Old coaches (30+ years in the biz) deserve respect from everyone for two reasons alone. Their years of service, and their age. You have to admire someone who, at an age when the whole world was at their feet, chose the field of sports as their life's work.

But there are other reasons why I give them even more respect - they have a lifetime of experience locked up in their heads and in their game books. They have seen everything that can possibly affect the game on and off the field - injuries, successes against over-whelming odds, flashes of brilliant physical perfection, and failures that go far below common sense for which there are no possible explanations. They have seen much and there is little than can surprise them.

More so, they try to pass the results of their experiences to their assistants. It is through this mechanism that the wisdom they learned from hard-suffered experiences. They want their knowledge to be passed forward into the future. Woe betide the assistant who assumes he knows it all (that is someone who will need at least 10-15 years to learn that he should have paid attention).

Some of the value that an old coach offers are in the details of how to train the players.

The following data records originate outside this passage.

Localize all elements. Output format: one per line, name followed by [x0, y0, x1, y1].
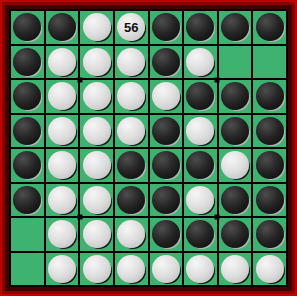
- black-disc: [152, 48, 180, 76]
- cell-e5[interactable]: [150, 149, 183, 182]
- cell-c1[interactable]: [80, 11, 113, 44]
- cell-d8[interactable]: [115, 253, 148, 286]
- white-disc: [117, 48, 145, 76]
- white-disc: [186, 255, 214, 283]
- cell-f3[interactable]: [184, 80, 217, 113]
- black-disc: [186, 82, 214, 110]
- cell-d7[interactable]: [115, 218, 148, 251]
- white-disc: [221, 255, 249, 283]
- black-disc: [13, 151, 41, 179]
- black-disc: [186, 220, 214, 248]
- cell-h1[interactable]: [253, 11, 286, 44]
- white-disc: [256, 255, 284, 283]
- cell-c6[interactable]: [80, 184, 113, 217]
- white-disc: [117, 82, 145, 110]
- cell-h2[interactable]: [253, 46, 286, 79]
- white-disc: [48, 186, 76, 214]
- cell-e3[interactable]: [150, 80, 183, 113]
- cell-h3[interactable]: [253, 80, 286, 113]
- white-disc: [221, 151, 249, 179]
- black-disc: [117, 151, 145, 179]
- cell-g5[interactable]: [219, 149, 252, 182]
- cell-b7[interactable]: [46, 218, 79, 251]
- white-disc: [117, 117, 145, 145]
- black-disc: [256, 151, 284, 179]
- white-disc: [48, 82, 76, 110]
- cell-h4[interactable]: [253, 115, 286, 148]
- white-disc: [83, 117, 111, 145]
- black-disc: [152, 13, 180, 41]
- black-disc: [221, 82, 249, 110]
- othello-board: 56: [9, 9, 288, 287]
- cell-b2[interactable]: [46, 46, 79, 79]
- black-disc: [13, 117, 41, 145]
- cell-d3[interactable]: [115, 80, 148, 113]
- cell-h6[interactable]: [253, 184, 286, 217]
- cell-d1[interactable]: 56: [115, 11, 148, 44]
- move-number-label: 56: [124, 21, 138, 34]
- cell-c7[interactable]: [80, 218, 113, 251]
- cell-e4[interactable]: [150, 115, 183, 148]
- cell-f2[interactable]: [184, 46, 217, 79]
- cell-a4[interactable]: [11, 115, 44, 148]
- white-disc: [83, 13, 111, 41]
- white-disc: [83, 255, 111, 283]
- black-disc: [13, 186, 41, 214]
- cell-b1[interactable]: [46, 11, 79, 44]
- cell-f7[interactable]: [184, 218, 217, 251]
- white-disc: [48, 117, 76, 145]
- black-disc: [256, 117, 284, 145]
- black-disc: [256, 186, 284, 214]
- cell-a8[interactable]: [11, 253, 44, 286]
- cell-a2[interactable]: [11, 46, 44, 79]
- cell-a6[interactable]: [11, 184, 44, 217]
- white-disc: [83, 186, 111, 214]
- white-disc: [48, 48, 76, 76]
- cell-f5[interactable]: [184, 149, 217, 182]
- white-disc: [186, 48, 214, 76]
- cell-f8[interactable]: [184, 253, 217, 286]
- cell-g6[interactable]: [219, 184, 252, 217]
- black-disc: [186, 151, 214, 179]
- cell-d4[interactable]: [115, 115, 148, 148]
- white-disc: [48, 151, 76, 179]
- white-disc: [152, 255, 180, 283]
- cell-c2[interactable]: [80, 46, 113, 79]
- white-disc: [83, 82, 111, 110]
- cell-b3[interactable]: [46, 80, 79, 113]
- white-disc: [186, 117, 214, 145]
- star-point: [77, 77, 82, 82]
- cell-c8[interactable]: [80, 253, 113, 286]
- cell-h5[interactable]: [253, 149, 286, 182]
- cell-b6[interactable]: [46, 184, 79, 217]
- cell-a3[interactable]: [11, 80, 44, 113]
- cell-b4[interactable]: [46, 115, 79, 148]
- star-point: [215, 214, 220, 219]
- cell-f6[interactable]: [184, 184, 217, 217]
- cell-e6[interactable]: [150, 184, 183, 217]
- cell-f4[interactable]: [184, 115, 217, 148]
- cell-d5[interactable]: [115, 149, 148, 182]
- cell-g8[interactable]: [219, 253, 252, 286]
- cell-e7[interactable]: [150, 218, 183, 251]
- white-disc: 56: [117, 13, 145, 41]
- cell-g3[interactable]: [219, 80, 252, 113]
- cell-h8[interactable]: [253, 253, 286, 286]
- black-disc: [152, 117, 180, 145]
- cell-c4[interactable]: [80, 115, 113, 148]
- cell-a5[interactable]: [11, 149, 44, 182]
- black-disc: [221, 117, 249, 145]
- black-disc: [152, 220, 180, 248]
- cell-g2[interactable]: [219, 46, 252, 79]
- cell-d6[interactable]: [115, 184, 148, 217]
- star-point: [215, 77, 220, 82]
- cell-d2[interactable]: [115, 46, 148, 79]
- board-frame: 56: [0, 0, 297, 296]
- cell-e1[interactable]: [150, 11, 183, 44]
- cell-g4[interactable]: [219, 115, 252, 148]
- black-disc: [152, 186, 180, 214]
- black-disc: [152, 151, 180, 179]
- white-disc: [186, 186, 214, 214]
- black-disc: [256, 13, 284, 41]
- cell-e8[interactable]: [150, 253, 183, 286]
- cell-e2[interactable]: [150, 46, 183, 79]
- black-disc: [256, 82, 284, 110]
- white-disc: [117, 255, 145, 283]
- white-disc: [83, 151, 111, 179]
- black-disc: [221, 13, 249, 41]
- black-disc: [221, 220, 249, 248]
- white-disc: [117, 220, 145, 248]
- white-disc: [83, 220, 111, 248]
- cell-h7[interactable]: [253, 218, 286, 251]
- black-disc: [13, 82, 41, 110]
- black-disc: [256, 220, 284, 248]
- black-disc: [13, 48, 41, 76]
- black-disc: [48, 13, 76, 41]
- cell-b5[interactable]: [46, 149, 79, 182]
- cell-g1[interactable]: [219, 11, 252, 44]
- cell-c5[interactable]: [80, 149, 113, 182]
- cell-a1[interactable]: [11, 11, 44, 44]
- black-disc: [186, 13, 214, 41]
- cell-g7[interactable]: [219, 218, 252, 251]
- white-disc: [83, 48, 111, 76]
- black-disc: [117, 186, 145, 214]
- white-disc: [48, 255, 76, 283]
- cell-b8[interactable]: [46, 253, 79, 286]
- black-disc: [221, 186, 249, 214]
- white-disc: [48, 220, 76, 248]
- star-point: [77, 214, 82, 219]
- white-disc: [152, 82, 180, 110]
- cell-c3[interactable]: [80, 80, 113, 113]
- cell-a7[interactable]: [11, 218, 44, 251]
- black-disc: [13, 13, 41, 41]
- cell-f1[interactable]: [184, 11, 217, 44]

It can be a stance setup, a trick to get inside an opponent's defenses, or a special jig to open an easy drive to a score.

Other information he will pass along will be found in his game book. Here are his treasures - plays he designed to handle dozens and hundreds of game situations. If you want to make him proud, study his past game books. Look for the interesting plays and study his notes. Get the story behind the drawn lines on the paper. It will be well worth the two or three years it will take to absorb his life. And you have entertainment for dozens of hours if you can get him to tell you the stories behind those plays.

If sports is your life - old coaches and trainers are worthy of your respect and attention - and any stories you can dig out of his memories.